Vorreiter ohne Vorgaben

ZUKUNFT Brüssels neue Energiepolitik: weniger Regeln und mehr Markt. Verlierer sind das Klima und die Erneuerbaren

„Die neue Politik bedeutet weniger grüne Jobs, und mehr Importe teurer fossiler Brennstoffe“

GREENPEACE

AUS BRÜSSEL ERIC BONSE

Die Klima- und Energiepolitik der Europäischen Union soll wirtschaftsfreundlicher und liberaler werden. Gleichzeitig bleiben verbindliche Vorgaben für erneuerbare Energien und den Umgang mit Schiefergas auf der Strecke – genau so, wie es der britische Premier David Cameron gefordert hatte. Dies ist das Ergebnis des wochenlangen Tauziehens um die neuen Klimaziele der EU für das Jahr 2030.

EU-Kommissionspräsident José Manuel Barroso gab sich zwar große Mühe, das neue europäische Klimapaket als großen Erfolg zu präsentieren. „Wir sind ehrgeizig und realistisch“, sagte Barroso bei der Vorlage seiner Pläne am Mittwoch in Brüssel. „Wir werden unserer Vorreiterrolle gerecht“, sekundierte Klimakommissarin Connie Hedegaard. „Die Europäisierung der Klima- und Energiepolitik geht weiter“, verkündete Energiekommissar Günther Oettinger.

Doch die EU-Vorschläge sprechen eine andere Sprache. Nach den Plänen soll der CO2-Ausstoß bis 2030 um 40 Prozent gegenüber 1990 verringert werden.
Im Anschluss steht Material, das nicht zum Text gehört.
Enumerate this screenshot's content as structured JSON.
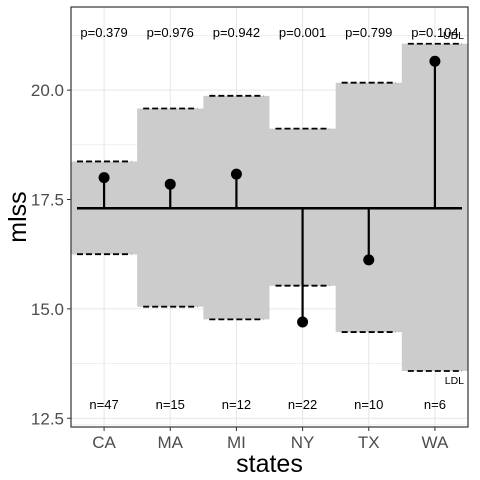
{
  "chart_data": {
    "type": "scatter",
    "xlabel": "states",
    "ylabel": "mlss",
    "ylim": [
      12.3,
      21.9
    ],
    "yticks": [
      "12.5",
      "15.0",
      "17.5",
      "20.0"
    ],
    "categories": [
      "CA",
      "MA",
      "MI",
      "NY",
      "TX",
      "WA"
    ],
    "center_line": 17.3,
    "values": [
      18.0,
      17.85,
      18.08,
      14.7,
      16.12,
      20.66
    ],
    "upper_limits": [
      18.37,
      19.58,
      19.87,
      19.12,
      20.17,
      21.06
    ],
    "lower_limits": [
      16.25,
      15.05,
      14.76,
      15.53,
      14.47,
      13.58
    ],
    "p_values": [
      "p=0.379",
      "p=0.976",
      "p=0.942",
      "p=0.001",
      "p=0.799",
      "p=0.104"
    ],
    "n_labels": [
      "n=47",
      "n=15",
      "n=12",
      "n=22",
      "n=10",
      "n=6"
    ],
    "limit_labels": {
      "upper": "UDL",
      "lower": "LDL"
    },
    "colors": {
      "band": "#cccccc",
      "grid": "#e6e6e6",
      "ink": "#000000",
      "panel_border": "#333333"
    },
    "grid": true,
    "legend": "none"
  }
}
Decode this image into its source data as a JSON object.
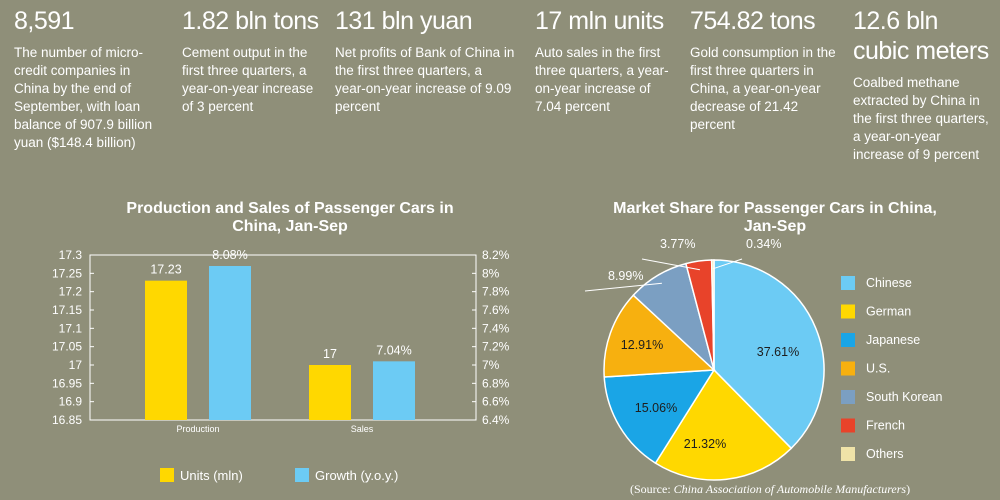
{
  "stats": [
    {
      "value": "8,591",
      "desc": "The number of micro-credit companies in China by the end of September, with loan balance of 907.9 billion yuan ($148.4 billion)"
    },
    {
      "value": "1.82 bln tons",
      "desc": "Cement output in the first three quarters, a year-on-year increase of 3 percent"
    },
    {
      "value": "131 bln yuan",
      "desc": "Net profits of Bank of China in the first three quarters, a year-on-year increase of 9.09 percent"
    },
    {
      "value": "17 mln units",
      "desc": "Auto sales in the first three quarters, a year-on-year increase of 7.04 percent"
    },
    {
      "value": "754.82 tons",
      "desc": "Gold consumption in the first three quarters in China, a year-on-year decrease of  21.42 percent"
    },
    {
      "value": "12.6 bln cubic meters",
      "desc": "Coalbed methane extracted by China in the first three quarters, a year-on-year increase of 9 percent"
    }
  ],
  "source": {
    "prefix": "(Source: ",
    "name": "China Association of Automobile Manufacturers",
    "suffix": ")"
  },
  "chart_data": [
    {
      "type": "bar",
      "title": "Production and Sales of Passenger Cars in China, Jan-Sep",
      "categories": [
        "Production",
        "Sales"
      ],
      "series": [
        {
          "name": "Units (mln)",
          "values": [
            17.23,
            17
          ],
          "labels": [
            "17.23",
            "17"
          ],
          "axis": "left",
          "color": "#ffd800"
        },
        {
          "name": "Growth (y.o.y.)",
          "values": [
            8.08,
            7.04
          ],
          "labels": [
            "8.08%",
            "7.04%"
          ],
          "axis": "right",
          "color": "#6ccbf4"
        }
      ],
      "ylim_left": [
        16.85,
        17.3
      ],
      "yticks_left": [
        "17.3",
        "17.25",
        "17.2",
        "17.15",
        "17.1",
        "17.05",
        "17",
        "16.95",
        "16.9",
        "16.85"
      ],
      "ylim_right": [
        6.4,
        8.2
      ],
      "yticks_right": [
        "8.2%",
        "8%",
        "7.8%",
        "7.6%",
        "7.4%",
        "7.2%",
        "7%",
        "6.8%",
        "6.6%",
        "6.4%"
      ],
      "legend_position": "bottom",
      "grid": false
    },
    {
      "type": "pie",
      "title": "Market Share for Passenger Cars in China, Jan-Sep",
      "slices": [
        {
          "name": "Chinese",
          "value": 37.61,
          "label": "37.61%",
          "color": "#6ccbf4"
        },
        {
          "name": "German",
          "value": 21.32,
          "label": "21.32%",
          "color": "#ffd800"
        },
        {
          "name": "Japanese",
          "value": 15.06,
          "label": "15.06%",
          "color": "#1aa5e6"
        },
        {
          "name": "U.S.",
          "value": 12.91,
          "label": "12.91%",
          "color": "#f7b00f"
        },
        {
          "name": "South Korean",
          "value": 8.99,
          "label": "8.99%",
          "color": "#7b9fc2"
        },
        {
          "name": "French",
          "value": 3.77,
          "label": "3.77%",
          "color": "#e8432a"
        },
        {
          "name": "Others",
          "value": 0.34,
          "label": "0.34%",
          "color": "#efe3a8"
        }
      ],
      "legend_position": "right"
    }
  ]
}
Allerdings landet die EU nach Berechnungen der Beratungsfirma Ecofys schon mit den bisherigen Maßnahmen bei minus 32 Prozent. Um den Klimawandel auf 2 Grad Celsius zu begrenzen, sei eine Reduktion von 52 Prozent bis 2040 nötig, meinen die Experten von Ecofys.

Die Vorgabe für die Erneuerbaren fällt enttäuschend aus. Sie sollen 2030 mindestens 27 Prozent der Gesamtenergieerzeugung ausmachen – doch nur im EU-Durchschnitt, nicht in jedem einzelnen Mitgliedsstaat. Damit erhalten Großbritannien und Polen, die auf Kernkraft bzw. Kohle setzen, viel Spielraum. Auf eine Vorgabe für die Energieeffizienz, wie es sie für 2020 noch gibt, hat die Kommission in ihrem Vorschlag für 2030 gleich ganz verzichtet. Dafür sei es noch zu früh, man müsse erst einmal die Umsetzung der bisherigen Pläne überprüfen, sagte Oettinger. Im Juli werde eine „Review“ fällig, im Herbst plane man „weitere Schritte“. Doch neue verbindliche Ziele sind damit offenbar nicht gemeint.
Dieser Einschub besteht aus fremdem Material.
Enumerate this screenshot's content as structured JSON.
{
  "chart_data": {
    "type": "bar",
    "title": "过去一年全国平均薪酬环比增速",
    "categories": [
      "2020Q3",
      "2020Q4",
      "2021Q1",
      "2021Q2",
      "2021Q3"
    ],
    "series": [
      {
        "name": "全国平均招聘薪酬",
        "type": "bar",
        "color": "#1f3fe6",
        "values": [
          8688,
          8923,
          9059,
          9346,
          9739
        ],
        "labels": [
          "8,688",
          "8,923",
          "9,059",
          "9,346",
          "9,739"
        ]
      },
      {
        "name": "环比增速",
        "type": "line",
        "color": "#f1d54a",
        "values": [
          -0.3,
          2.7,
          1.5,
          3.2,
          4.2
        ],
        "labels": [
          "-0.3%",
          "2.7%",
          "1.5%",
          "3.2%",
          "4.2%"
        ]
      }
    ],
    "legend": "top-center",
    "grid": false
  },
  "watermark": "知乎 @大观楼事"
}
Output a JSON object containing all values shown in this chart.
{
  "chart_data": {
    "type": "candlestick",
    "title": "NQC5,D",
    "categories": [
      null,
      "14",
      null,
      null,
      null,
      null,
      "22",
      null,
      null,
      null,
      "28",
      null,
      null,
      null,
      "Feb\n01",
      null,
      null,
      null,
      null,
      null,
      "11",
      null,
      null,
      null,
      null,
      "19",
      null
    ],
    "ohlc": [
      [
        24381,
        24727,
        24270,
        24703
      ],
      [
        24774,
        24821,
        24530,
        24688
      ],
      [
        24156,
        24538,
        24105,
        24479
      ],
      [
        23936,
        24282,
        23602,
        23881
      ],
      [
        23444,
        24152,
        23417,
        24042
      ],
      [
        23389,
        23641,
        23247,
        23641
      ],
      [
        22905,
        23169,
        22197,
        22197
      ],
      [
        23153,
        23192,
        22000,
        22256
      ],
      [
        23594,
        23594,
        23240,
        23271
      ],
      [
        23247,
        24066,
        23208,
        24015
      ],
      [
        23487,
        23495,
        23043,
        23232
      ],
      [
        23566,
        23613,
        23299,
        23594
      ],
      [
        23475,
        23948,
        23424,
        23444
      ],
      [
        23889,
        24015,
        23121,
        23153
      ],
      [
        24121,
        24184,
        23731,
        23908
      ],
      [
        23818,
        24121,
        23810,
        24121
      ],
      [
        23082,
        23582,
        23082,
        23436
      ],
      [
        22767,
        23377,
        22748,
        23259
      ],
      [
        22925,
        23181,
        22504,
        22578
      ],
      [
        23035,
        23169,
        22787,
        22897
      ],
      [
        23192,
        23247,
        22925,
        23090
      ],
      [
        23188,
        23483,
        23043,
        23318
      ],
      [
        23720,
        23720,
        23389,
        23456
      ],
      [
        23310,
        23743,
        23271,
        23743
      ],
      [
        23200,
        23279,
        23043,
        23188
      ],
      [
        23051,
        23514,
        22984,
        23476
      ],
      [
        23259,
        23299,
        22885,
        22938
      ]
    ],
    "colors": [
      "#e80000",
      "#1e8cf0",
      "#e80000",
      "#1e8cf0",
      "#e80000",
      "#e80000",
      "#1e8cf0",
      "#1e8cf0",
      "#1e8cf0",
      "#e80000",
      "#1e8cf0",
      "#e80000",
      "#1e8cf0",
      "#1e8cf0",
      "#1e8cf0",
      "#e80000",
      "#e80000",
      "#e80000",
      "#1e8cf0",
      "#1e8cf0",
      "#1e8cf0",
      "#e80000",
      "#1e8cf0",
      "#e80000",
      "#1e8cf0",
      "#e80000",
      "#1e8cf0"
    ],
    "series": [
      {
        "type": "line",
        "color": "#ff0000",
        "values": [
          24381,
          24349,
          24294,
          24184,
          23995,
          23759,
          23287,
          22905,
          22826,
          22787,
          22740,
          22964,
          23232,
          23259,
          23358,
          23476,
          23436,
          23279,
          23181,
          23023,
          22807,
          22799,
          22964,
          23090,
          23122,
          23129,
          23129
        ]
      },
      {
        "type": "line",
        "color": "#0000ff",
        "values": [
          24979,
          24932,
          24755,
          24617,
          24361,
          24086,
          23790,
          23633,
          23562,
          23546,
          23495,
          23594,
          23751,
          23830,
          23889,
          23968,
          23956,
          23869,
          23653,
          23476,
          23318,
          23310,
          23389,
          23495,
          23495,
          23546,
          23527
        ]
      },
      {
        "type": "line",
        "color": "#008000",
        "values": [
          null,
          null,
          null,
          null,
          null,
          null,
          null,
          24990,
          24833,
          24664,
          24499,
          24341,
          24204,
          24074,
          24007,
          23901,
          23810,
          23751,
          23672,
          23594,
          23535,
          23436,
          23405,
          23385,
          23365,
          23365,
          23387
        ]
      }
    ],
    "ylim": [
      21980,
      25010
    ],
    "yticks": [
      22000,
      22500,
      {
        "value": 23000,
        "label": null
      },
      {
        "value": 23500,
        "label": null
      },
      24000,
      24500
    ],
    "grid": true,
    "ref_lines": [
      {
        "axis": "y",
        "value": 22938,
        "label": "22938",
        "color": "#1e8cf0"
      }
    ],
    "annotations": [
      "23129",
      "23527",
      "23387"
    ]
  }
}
Das bisher gültige 20-20-20-Ziel für CO2, Erneuerbare und Effizienz verschwindet im Mülleimer der Geschichte. 2007 hatten die EU unter deutscher Führung beschlossen, bis 2020 den Ausstoß von Treibhausgasen um 20 Prozent zu reduzieren, 20 Prozent der Energie aus Erneuerbaren zu erzeugen und die Energieeffizienz um 20 Prozent zu verbessern. Diesen Beschluss sehen Experten heute als „Glücksfall“. Seit der Wirtschafts- und Eurokrise seit 2008 und dem gescheiterten Klimagipfel von Kopenhagen 2009 sind die Ambitionen aber stark geschrumpft (siehe Text rechts).
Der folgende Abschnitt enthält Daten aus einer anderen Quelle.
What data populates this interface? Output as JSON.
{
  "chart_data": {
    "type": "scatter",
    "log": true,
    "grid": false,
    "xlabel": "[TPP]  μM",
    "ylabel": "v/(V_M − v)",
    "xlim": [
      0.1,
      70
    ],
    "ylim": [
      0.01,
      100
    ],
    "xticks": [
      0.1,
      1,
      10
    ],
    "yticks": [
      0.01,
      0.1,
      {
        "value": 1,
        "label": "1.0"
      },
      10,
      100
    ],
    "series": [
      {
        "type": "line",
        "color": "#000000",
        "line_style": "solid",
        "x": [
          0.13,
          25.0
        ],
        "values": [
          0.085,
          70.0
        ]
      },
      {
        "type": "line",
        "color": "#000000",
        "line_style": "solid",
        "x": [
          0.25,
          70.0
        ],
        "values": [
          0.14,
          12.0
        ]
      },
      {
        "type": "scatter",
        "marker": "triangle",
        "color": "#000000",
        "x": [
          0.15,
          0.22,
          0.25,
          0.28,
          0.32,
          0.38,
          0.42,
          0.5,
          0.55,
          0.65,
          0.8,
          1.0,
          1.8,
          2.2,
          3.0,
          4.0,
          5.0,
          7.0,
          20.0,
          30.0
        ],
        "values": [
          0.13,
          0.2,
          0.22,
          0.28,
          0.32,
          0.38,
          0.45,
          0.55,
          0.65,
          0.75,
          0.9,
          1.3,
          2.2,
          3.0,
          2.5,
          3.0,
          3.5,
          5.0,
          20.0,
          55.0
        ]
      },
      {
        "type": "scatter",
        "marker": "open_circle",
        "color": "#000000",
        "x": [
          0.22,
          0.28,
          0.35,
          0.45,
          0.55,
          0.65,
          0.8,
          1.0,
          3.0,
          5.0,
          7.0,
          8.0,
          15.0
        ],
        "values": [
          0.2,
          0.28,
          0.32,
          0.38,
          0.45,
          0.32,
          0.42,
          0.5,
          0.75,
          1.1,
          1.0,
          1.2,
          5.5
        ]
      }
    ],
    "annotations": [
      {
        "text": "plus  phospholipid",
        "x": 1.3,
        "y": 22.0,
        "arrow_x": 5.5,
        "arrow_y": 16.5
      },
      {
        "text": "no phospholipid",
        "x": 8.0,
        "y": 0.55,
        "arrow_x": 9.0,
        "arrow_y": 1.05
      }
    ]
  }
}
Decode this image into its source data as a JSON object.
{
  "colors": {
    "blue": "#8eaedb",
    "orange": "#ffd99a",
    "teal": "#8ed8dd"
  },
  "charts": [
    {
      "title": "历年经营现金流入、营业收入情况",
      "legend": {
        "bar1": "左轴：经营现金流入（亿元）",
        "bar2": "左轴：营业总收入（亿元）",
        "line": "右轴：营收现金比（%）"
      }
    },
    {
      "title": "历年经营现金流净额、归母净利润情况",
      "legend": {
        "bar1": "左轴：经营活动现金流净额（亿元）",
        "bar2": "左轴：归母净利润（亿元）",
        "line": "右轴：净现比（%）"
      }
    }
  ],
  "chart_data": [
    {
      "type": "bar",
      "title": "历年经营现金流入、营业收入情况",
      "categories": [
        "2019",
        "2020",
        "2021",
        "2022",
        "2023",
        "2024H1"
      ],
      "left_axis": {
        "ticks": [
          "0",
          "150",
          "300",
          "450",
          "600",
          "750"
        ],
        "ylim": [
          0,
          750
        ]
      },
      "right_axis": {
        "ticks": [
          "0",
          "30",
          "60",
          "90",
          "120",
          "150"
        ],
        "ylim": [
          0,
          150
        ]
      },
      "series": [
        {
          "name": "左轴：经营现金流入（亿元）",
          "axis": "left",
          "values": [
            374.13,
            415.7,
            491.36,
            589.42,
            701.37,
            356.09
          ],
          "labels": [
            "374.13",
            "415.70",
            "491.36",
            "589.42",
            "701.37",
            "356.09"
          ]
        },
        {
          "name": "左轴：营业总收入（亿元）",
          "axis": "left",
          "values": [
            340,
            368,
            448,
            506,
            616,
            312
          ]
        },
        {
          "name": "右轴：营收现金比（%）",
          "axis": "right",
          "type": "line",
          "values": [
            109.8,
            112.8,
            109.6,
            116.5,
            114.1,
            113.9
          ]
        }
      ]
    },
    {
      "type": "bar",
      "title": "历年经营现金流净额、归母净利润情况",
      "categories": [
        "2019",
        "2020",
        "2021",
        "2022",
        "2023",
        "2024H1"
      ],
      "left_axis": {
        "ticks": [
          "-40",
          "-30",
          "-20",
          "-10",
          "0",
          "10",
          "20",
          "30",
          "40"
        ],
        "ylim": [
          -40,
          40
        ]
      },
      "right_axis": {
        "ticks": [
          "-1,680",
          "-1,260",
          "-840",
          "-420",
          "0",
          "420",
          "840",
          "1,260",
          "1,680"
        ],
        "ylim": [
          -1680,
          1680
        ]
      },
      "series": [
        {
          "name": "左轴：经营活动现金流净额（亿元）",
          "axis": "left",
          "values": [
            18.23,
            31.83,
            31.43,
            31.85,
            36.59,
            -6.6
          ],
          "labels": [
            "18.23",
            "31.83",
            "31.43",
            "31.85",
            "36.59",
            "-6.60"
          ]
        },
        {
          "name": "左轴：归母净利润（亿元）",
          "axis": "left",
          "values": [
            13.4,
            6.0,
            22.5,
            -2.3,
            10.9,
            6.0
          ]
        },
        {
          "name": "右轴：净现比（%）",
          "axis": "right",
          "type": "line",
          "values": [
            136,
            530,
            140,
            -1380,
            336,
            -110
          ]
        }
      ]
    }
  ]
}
Auch in der Energiepolitik deutet sich eine Wende rückwärts an. Vorrang habe künftig die Wettbewerbsfähigkeit, also die Senkung der Energiepreise, kündeten Energiekommissar Oettinger und Industriekommissar Antonio Tajani unisono an. Dass Unternehmen in der EU dreimal so viel für Gas und doppelt so viel für Strom zahlen müssen wie ihre Konkurrenten in den USA sei ein massiver „Standortnachteil“, begründete Oettinger die Kehrtwende. Seine Antwort heißt mehr Markt, mehr Wettbewerb und eine „kosteneffizientere“ Förderung erneuerbarer Energien. Zudem gelte es, das „Potenzial“ der umstrittenen Schiefergasförderung zu erhalten. Man müsse sich die „Option erhalten“ – und Ländern wie Großbritannien eine sichere Rechtsgrundlage geben.

Der britische Premier David Cameron hatte im Vorfeld massive Lobbyarbeit in Brüssel geleistet. In einem Brief an Kommissionschef Barroso schrieb der britische Premier, das Paket für 2030 biete die „Gelegenheit, das existierende Klimaregime von drei Zielen auf eines zu vereinfachen“. Bei den Vorschlägen müsse die Kommission alles vermeiden, was den Wettbewerb verzerrt oder die EU-Staaten von ihrem „preiswerten Weg der Dekarbonisierung abbringt“.

Damit ist offenbar die Atomkraft gemeint, die London massiv ausbauen will. Cameron wurde erhört, das neue Klimapaket trägt eine deutliche britische Handschrift. Damit unterscheidet es sich stark vom letzten Paket für das Jahr 2020, das noch stärker von deutschen Wünschen geprägt war.

Europas Bürger würden den Preis für die neue EU-Politik bezahlen, kritisierte derweil Greenpeace. Die bedeute „weniger grüne Jobs, mehr Importe teurer fossiler Brennstoffe und kürzeres Leben wegen der Luftverschmutzung“, so die Umweltschutzorganisation. Zufrieden äußerte sich dagegen der Bundesverband der Deutschen Industrie (BDI). Die Pläne gingen „grundsätzlich in die richtige Richtung“, erklärte der Verband.